Cette question est l’une de celles qui me restent après lecture du livre Beautiful Boy : A Father’s Journey Through His Son’s Addiction. J’ai acheté ce livre il y a quelques jours et je l’ai littéralement dévoré. Comme je l’ai dit dans le dernier article publié sur Digressions, A bâtons rompus, « [David Sheff] raconte l’addiction de son fils à la drogue et l’enfer vécu par un père, une mère, un frère, une sœur, une famille dont le bonheur et l’équilibre finit par dépendre d’une chose sur laquelle ils n’ont aucune maîtrise : la sobriété de quelqu’un. »

Comme vous le savez certainement si vous me lisez fréquemment ou si vous regardez mes stories sur Instagram, je suis enceinte et je vis une grossesse assez particulière, pleine de questionnement tant sur la parentalité (le petit humain et moi) que sur ma position d’enfant (mes parents et moi). La question de fond est à quel point mes parents sont-ils responsables des blessures que je porte et à quel point serai-je responsable des blessures que portera le petit humain tout au long de sa vie ?

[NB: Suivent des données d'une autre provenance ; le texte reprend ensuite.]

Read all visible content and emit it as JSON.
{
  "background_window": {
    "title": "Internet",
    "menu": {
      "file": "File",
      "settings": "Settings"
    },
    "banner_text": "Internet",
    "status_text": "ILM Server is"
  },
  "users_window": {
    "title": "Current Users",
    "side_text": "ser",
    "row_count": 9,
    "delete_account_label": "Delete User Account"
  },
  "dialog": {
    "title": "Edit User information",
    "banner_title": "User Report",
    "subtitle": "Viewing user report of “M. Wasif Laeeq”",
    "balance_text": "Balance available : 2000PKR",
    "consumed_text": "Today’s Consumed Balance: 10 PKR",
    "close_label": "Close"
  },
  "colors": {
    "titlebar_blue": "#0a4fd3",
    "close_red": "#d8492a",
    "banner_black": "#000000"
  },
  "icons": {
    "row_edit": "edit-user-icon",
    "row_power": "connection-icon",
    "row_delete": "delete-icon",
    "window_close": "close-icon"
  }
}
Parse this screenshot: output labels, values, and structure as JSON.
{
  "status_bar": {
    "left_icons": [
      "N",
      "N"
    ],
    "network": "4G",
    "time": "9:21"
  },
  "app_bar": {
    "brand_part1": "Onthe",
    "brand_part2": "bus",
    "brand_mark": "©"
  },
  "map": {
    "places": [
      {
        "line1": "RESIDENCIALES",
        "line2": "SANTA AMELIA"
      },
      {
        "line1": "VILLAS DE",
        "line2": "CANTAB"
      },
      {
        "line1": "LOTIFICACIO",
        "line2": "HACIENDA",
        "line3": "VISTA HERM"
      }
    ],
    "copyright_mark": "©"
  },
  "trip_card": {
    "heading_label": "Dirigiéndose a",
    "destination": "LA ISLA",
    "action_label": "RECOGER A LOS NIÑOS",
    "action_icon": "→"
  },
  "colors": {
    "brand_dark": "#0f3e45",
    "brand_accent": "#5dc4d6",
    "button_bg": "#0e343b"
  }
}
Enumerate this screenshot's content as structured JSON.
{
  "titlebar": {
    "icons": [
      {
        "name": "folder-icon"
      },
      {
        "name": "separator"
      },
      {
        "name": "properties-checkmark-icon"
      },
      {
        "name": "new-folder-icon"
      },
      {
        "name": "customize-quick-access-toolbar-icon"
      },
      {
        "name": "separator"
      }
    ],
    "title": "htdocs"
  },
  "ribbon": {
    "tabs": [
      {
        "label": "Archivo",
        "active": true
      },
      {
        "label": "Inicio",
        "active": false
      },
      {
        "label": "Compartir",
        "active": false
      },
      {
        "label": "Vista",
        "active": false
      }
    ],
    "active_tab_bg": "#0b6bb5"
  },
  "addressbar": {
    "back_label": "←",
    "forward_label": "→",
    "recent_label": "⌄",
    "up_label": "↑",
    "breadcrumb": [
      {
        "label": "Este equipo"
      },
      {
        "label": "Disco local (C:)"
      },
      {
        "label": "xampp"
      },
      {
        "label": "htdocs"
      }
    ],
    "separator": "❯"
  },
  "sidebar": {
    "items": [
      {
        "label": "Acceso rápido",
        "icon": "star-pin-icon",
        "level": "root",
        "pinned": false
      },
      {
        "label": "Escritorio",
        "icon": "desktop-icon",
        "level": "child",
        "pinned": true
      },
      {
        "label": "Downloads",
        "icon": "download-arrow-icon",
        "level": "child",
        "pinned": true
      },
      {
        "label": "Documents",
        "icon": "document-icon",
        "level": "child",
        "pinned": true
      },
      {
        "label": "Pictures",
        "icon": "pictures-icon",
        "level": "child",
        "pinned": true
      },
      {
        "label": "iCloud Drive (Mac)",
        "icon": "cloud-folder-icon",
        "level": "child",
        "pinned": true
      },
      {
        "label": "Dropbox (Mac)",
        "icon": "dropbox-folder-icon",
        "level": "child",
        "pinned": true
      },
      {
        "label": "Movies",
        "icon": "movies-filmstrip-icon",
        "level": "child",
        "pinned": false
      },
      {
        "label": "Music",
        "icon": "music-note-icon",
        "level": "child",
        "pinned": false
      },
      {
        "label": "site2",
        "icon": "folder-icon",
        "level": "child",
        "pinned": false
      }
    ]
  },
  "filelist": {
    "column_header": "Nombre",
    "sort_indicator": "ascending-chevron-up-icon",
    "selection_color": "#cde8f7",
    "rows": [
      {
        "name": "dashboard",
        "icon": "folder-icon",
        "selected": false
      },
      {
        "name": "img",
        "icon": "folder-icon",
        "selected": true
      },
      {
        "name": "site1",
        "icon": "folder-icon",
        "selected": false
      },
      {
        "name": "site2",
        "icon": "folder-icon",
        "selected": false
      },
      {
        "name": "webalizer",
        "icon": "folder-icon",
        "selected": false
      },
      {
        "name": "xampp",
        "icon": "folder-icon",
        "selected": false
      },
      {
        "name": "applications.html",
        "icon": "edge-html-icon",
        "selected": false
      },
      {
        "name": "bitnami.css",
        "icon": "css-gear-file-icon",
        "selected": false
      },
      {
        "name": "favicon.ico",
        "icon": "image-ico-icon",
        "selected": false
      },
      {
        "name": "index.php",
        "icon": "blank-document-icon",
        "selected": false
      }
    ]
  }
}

Lorsque je parle de blessure, je ne parle pas de blessures physiques mais émotionnelles, des comportements adoptés dans un souci de calquer ou de se protéger de sa réalité. J’en parle longuement dans A bâtons rompus, ou je dis ces mots : « Je suis une personne meurtrie à tellement de niveaux ! » Est-ce qu’il aurait été possible pour mes parents d’éviter certaines des choses qui m’ont affectée ? Sont-ils vraiment responsables de certains des poids que je porte ? Quelle part puis-je leur attribuer ? Dois-je les considérer comme responsables ? Sont-ils condamnables ? A quel point mon enfant est-il exposé à mes manquements ? Vais-je participer à un processus d’autodestruction de sa part ? A quel point serai-je coupable ? A quel point serai-je condamnable ?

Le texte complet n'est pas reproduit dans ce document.